Friday 1 May 2009

Happy May Day!


Monday, the 4th of May is a Bank Holiday over here in England. What with getting a 4-day weekend over Easter, an early May Bank Holiday and a late May Bank Holiday, I always thought those two months were pretty brilliant. However, I never understood why a largely secular country like the UK would go so overboard about Easter when the US never has, or what was the significance, if any, of either of the May holidays here in the UK.

From cursory reading I find that May Day is a pagan celebration of their first day of summer, or of spring planting, depending upon which website one reads. I was sort of thinking that the early May Bank Holiday might have something to do with May Day, but apparently not.

You would be forgiven for thinking we all feast and prance around the village Maypole on the 1st of May over here, but I've yet to ever see it. In fact, the celebrations in this area appear to be few and far between. I suppose most folks are at work on Friday before the long weekend.


One website says that the US doesn't celebrate May Day because the Puritans didn't care for the holiday. No church cared much for the holiday, it would seem. In fact, Mayday and the Maypole were abolished in the 1600's over here.

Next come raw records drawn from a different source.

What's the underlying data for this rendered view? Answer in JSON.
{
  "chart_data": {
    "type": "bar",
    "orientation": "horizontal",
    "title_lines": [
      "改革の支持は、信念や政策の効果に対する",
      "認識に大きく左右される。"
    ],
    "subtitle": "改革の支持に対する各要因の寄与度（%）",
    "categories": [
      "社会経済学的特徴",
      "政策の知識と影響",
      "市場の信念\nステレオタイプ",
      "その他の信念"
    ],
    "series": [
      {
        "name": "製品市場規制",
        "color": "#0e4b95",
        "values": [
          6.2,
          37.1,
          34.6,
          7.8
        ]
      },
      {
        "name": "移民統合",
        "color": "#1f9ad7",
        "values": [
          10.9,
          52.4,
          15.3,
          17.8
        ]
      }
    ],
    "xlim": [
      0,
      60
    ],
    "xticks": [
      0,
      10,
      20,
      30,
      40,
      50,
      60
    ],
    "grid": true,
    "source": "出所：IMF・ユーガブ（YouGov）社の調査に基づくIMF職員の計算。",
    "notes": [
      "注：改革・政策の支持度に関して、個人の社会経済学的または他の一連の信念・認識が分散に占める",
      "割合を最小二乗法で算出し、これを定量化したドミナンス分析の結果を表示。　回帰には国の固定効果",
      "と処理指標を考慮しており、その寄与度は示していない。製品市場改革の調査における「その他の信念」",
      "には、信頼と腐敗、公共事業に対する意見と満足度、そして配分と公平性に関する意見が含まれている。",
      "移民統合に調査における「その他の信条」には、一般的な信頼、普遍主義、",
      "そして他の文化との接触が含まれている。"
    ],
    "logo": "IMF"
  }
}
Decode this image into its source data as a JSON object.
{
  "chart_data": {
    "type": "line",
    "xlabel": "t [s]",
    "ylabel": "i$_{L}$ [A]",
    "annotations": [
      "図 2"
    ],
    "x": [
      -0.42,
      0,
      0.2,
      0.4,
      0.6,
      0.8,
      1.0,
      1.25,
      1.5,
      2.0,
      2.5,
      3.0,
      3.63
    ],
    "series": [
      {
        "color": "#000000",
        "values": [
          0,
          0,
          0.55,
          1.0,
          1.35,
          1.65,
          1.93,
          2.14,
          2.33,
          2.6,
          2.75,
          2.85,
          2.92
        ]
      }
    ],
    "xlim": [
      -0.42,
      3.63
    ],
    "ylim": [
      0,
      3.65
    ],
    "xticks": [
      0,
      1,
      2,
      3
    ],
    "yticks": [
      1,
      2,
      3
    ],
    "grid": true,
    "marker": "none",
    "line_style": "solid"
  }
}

I heard sometime soon after moving here that the US didn't celebrate May Day because it was connected with the labour rights movement. That didn't make much sense to me, as I didn't think labour rights organisations would be fighting for the right to feast and prance...

This website does a good job of explaining about the ancient history of May Day and then the labour fight for an 8-hour day in the 1880's in Chicago. It's a pretty scary story, actually, but most of us are grateful that we had 8 rather than 10-12-14 hour work days. Once the authors of this website go into the modern May Day stuff, I lose interest, though...

And why is Mayday the code word for a distress signal, anyhow? Turns out it's from the French, venez m'aider, meaning 'come help me'.


Anyhow, Happy May Day!





2 comments:

Anonymous said...

Love the flowers. I am trying to grow some this year. They are in and have set up an automatic watering system in hopes they will make it.

I remember May day celebrations, but then I am older than you. Also thought May Day turned into Earth Day over here. But this year Earth Day was celebrated in April.

Guess I am really old and losing it.

Joanne

Rick Stone said...

Actually, Easter used to be a big deal here in the middle of America. When I was in high school we always got out of school on the Friday before and the Monday after Easter. It was called the Easter Holiday. Later, the secularlist got involved and those two days out of school were taken away and replaced with spring break, just like the collges do. Now spring break is not normally the same week as Easter.

As for Mayday, back in the 1950's the grade school kids actually did go out to the play ground and to the Maypole thing, using a tether-ball pole to wrap the ribbons around. I never really understood the Maypole or Mayday either.